The Collective Security Treaty summit in Yerevan on May 25 and the CIS-wide summit in Minsk on June 1 determined that the CIS Antiterrorism Center (ATC) does not operate and can barely be said to exist. The secretaries of the member countries’ security councils, meeting in Minsk under the chairmanship of Russia’s Vladimir Rushailo, discussed measures to “complete the formation” of the ATC within “some months.” Meanwhile, the CIS Joint Program to Combat International Terrorism and Extremism, approved for the years 2001-2003 and entrusted partly to the ATC, remains mostly on paper as a collective undertaking.

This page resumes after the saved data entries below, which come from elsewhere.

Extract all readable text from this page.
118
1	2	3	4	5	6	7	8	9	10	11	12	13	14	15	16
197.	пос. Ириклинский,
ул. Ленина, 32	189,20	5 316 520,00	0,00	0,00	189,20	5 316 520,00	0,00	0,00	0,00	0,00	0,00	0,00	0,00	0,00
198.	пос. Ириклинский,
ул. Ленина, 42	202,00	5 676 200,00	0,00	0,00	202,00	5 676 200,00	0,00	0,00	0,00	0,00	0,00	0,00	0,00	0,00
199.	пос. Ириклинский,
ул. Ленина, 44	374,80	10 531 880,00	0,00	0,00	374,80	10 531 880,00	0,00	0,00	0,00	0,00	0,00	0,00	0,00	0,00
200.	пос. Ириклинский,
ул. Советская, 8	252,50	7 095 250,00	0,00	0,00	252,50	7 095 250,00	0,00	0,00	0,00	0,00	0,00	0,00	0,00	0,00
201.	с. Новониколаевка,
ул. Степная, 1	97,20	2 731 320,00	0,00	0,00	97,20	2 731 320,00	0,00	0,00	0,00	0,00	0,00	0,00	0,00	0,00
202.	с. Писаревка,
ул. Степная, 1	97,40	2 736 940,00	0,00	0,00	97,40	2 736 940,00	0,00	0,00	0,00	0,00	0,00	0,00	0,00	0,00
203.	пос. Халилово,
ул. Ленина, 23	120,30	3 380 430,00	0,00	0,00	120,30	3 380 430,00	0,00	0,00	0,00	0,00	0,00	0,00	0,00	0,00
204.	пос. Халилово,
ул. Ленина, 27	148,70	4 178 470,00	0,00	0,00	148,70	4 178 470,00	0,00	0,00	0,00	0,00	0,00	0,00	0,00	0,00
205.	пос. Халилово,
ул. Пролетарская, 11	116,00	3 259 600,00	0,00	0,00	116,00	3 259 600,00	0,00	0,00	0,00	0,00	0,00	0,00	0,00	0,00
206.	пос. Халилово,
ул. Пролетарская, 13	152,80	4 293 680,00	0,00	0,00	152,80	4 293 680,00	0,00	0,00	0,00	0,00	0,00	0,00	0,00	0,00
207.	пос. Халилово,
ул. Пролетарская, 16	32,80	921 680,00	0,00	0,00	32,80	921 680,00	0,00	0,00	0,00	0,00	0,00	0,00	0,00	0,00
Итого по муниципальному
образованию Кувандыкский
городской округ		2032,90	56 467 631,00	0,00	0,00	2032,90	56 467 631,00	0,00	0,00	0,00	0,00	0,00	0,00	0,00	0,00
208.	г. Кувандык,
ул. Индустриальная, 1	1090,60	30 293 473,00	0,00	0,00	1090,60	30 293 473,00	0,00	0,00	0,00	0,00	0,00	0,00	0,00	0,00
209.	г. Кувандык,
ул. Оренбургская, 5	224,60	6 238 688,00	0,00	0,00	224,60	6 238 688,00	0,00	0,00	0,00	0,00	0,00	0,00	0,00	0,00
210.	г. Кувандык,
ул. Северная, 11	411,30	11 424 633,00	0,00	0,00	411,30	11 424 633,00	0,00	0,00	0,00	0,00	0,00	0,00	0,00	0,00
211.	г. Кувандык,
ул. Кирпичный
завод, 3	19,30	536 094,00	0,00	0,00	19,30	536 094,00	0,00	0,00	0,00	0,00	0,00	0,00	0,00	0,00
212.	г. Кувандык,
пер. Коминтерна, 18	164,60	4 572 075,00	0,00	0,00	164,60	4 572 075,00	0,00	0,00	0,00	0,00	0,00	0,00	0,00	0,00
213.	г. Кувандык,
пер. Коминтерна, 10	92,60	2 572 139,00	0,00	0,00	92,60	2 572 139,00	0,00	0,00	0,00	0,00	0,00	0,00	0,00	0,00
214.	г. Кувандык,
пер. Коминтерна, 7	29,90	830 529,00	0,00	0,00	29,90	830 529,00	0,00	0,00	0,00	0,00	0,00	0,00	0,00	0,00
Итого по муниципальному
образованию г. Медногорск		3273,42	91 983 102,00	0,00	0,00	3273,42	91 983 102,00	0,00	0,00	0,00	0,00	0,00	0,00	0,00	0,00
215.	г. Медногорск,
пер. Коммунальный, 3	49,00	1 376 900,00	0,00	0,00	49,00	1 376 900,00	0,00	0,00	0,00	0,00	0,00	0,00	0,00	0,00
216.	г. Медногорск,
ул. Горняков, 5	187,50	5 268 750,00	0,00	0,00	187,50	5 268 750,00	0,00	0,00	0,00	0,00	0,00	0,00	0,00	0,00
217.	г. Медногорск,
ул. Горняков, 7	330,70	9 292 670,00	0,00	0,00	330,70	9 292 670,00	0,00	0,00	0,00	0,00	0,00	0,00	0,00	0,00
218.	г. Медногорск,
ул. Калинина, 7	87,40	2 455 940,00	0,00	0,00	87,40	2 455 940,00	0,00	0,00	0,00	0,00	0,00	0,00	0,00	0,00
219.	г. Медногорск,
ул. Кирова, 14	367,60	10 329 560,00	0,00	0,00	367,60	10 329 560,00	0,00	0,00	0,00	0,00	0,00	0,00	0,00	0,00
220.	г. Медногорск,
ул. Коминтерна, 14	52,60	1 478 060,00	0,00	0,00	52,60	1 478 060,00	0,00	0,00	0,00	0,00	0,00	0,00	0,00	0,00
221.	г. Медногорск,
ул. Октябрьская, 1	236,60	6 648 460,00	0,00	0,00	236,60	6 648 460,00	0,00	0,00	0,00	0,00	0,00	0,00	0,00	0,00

According to Russian President Vladimir Putin, the Minsk summit heard calls for “enhancing the ATC’s role in the struggle against terrorism.” Putin specifically urged “getting the ATC to work and focus on the ‘CIS southern borders.'” The summit decided to set up an ATC branch office in Bishkek, and appointed a Russian from Kyrgyzstan, identified as Lieutenant-General Valery Verchagin, to the post of first deputy to the ATC commander.
This commander, Russia’s Lieutenant-General Boris Mylnikov, reported in Minsk to the top political leaderships that only 50 percent of the ATC’s staff positions are filled, and only 65 percent of its authorized budget has been disbursed. Of that authorized budget, Russia covers a 50-percent share and did pay it in full, apparently also using almost fully its staff quota of 50 percent. A few countries–by way of deduction, Ukraine and Kazakhstan–paid fractions of their proportionate shares, while Armenia, Azerbaijan, Georgia, Kyrgyzstan, Moldova and Uzbekistan were named as having paid nothing. Mylnikov stopped short of mentioning that Belarus and Tajikistan had from the outset been granted exemptions from funding obligations.

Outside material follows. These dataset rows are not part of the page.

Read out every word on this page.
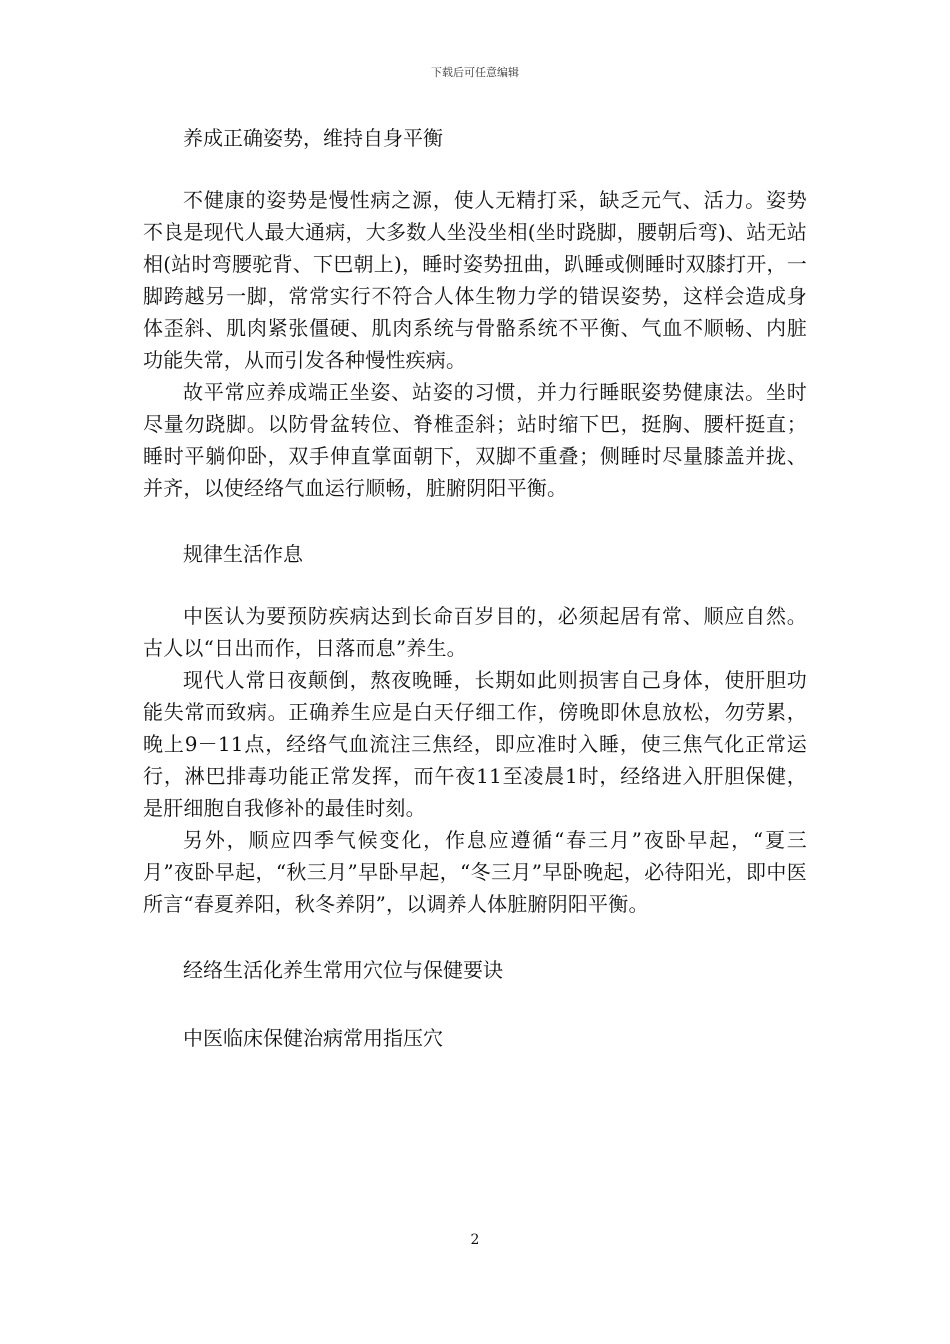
下载后可任意编辑
养成正确姿势，维持自身平衡

不健康的姿势是慢性病之源，使人无精打采，缺乏元气、活力。姿势不良是现代人最大通病，大多数人坐没坐相(坐时跷脚，腰朝后弯)、站无站相(站时弯腰驼背、下巴朝上)，睡时姿势扭曲，趴睡或侧睡时双膝打开，一脚跨越另一脚，常常实行不符合人体生物力学的错误姿势，这样会造成身体歪斜、肌肉紧张僵硬、肌肉系统与骨骼系统不平衡、气血不顺畅、内脏功能失常，从而引发各种慢性疾病。

故平常应养成端正坐姿、站姿的习惯，并力行睡眠姿势健康法。坐时尽量勿跷脚。以防骨盆转位、脊椎歪斜；站时缩下巴，挺胸、腰杆挺直；睡时平躺仰卧，双手伸直掌面朝下，双脚不重叠；侧睡时尽量膝盖并拢、并齐，以使经络气血运行顺畅，脏腑阴阳平衡。

规律生活作息

中医认为要预防疾病达到长命百岁目的，必须起居有常、顺应自然。古人以“日出而作，日落而息”养生。

现代人常日夜颠倒，熬夜晚睡，长期如此则损害自己身体，使肝胆功能失常而致病。正确养生应是白天仔细工作，傍晚即休息放松，勿劳累，晚上9－11点，经络气血流注三焦经，即应准时入睡，使三焦气化正常运行，淋巴排毒功能正常发挥，而午夜11至凌晨1时，经络进入肝胆保健，是肝细胞自我修补的最佳时刻。

另外，顺应四季气候变化，作息应遵循“春三月”夜卧早起，“夏三月”夜卧早起，“秋三月”早卧早起，“冬三月”早卧晚起，必待阳光，即中医所言“春夏养阳，秋冬养阴”，以调养人体脏腑阴阳平衡。

经络生活化养生常用穴位与保健要诀
中医临床保健治病常用指压穴
2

The ATC’s authorized staff and budget are meager in the first place: sixty officers’ slots and 12.7 million rubles for the calendar year 2001. Its mandate seems at least for now confined to creating a databank and producing intelligence assessments for circulation to the national leaderships. Those limitations on size, resources and mandate were imposed at preceding CIS summits by independent-minded countries, which have watched or directly experienced Moscow’s misuse of antiterrorism slogans. Ukraine, Georgia, Azerbaijan and Uzbekistan added special reservations to the effect that their participation in the ATC’s activities is subject to their national legislations and interests.
Initially, Moscow had proposed empowering the ATC to conduct operations on the territories of member countries. Such operations would inevitably have been Russian-led, though nominally “joint.” Most member countries have, however, proved wary of mandating the ATC to operate on their own territories, or being themselves dragged into operations elsewhere over which they would have little control.
Russia remains unwilling to allow the ATC to become a conduit for intelligence information exchanges with CIS countries, the intelligence-gathering capabilities of which are no match to Moscow’s. While Russia continues to gather, use and manipulate intelligence information through its national means, outside any CIS framework, the ATC churns out its “analytical” papers mainly for political effect within CIS structures.
The creation of the ATC is Putin’s personal initiative. Proposed by him at the January 2000 CIS summit–his first as president of Russia–and approved with reservations at the June 2000 summit, the ATC formally came into being at the December 2000 summit. If Putin’s and Rushailo’s calls at this latest summit are heeded, the ATC might become operational–within its built-in limitations–at the earliest by the December 2001 CIS summit, two years after Putin’s initiative (RIA, May 25, 29, June 1-2; Kabar (Bishkek), June 1; Turan, June 2; see the Monitor, September 13, December 4, 2000, May 25, 30-31, June 4).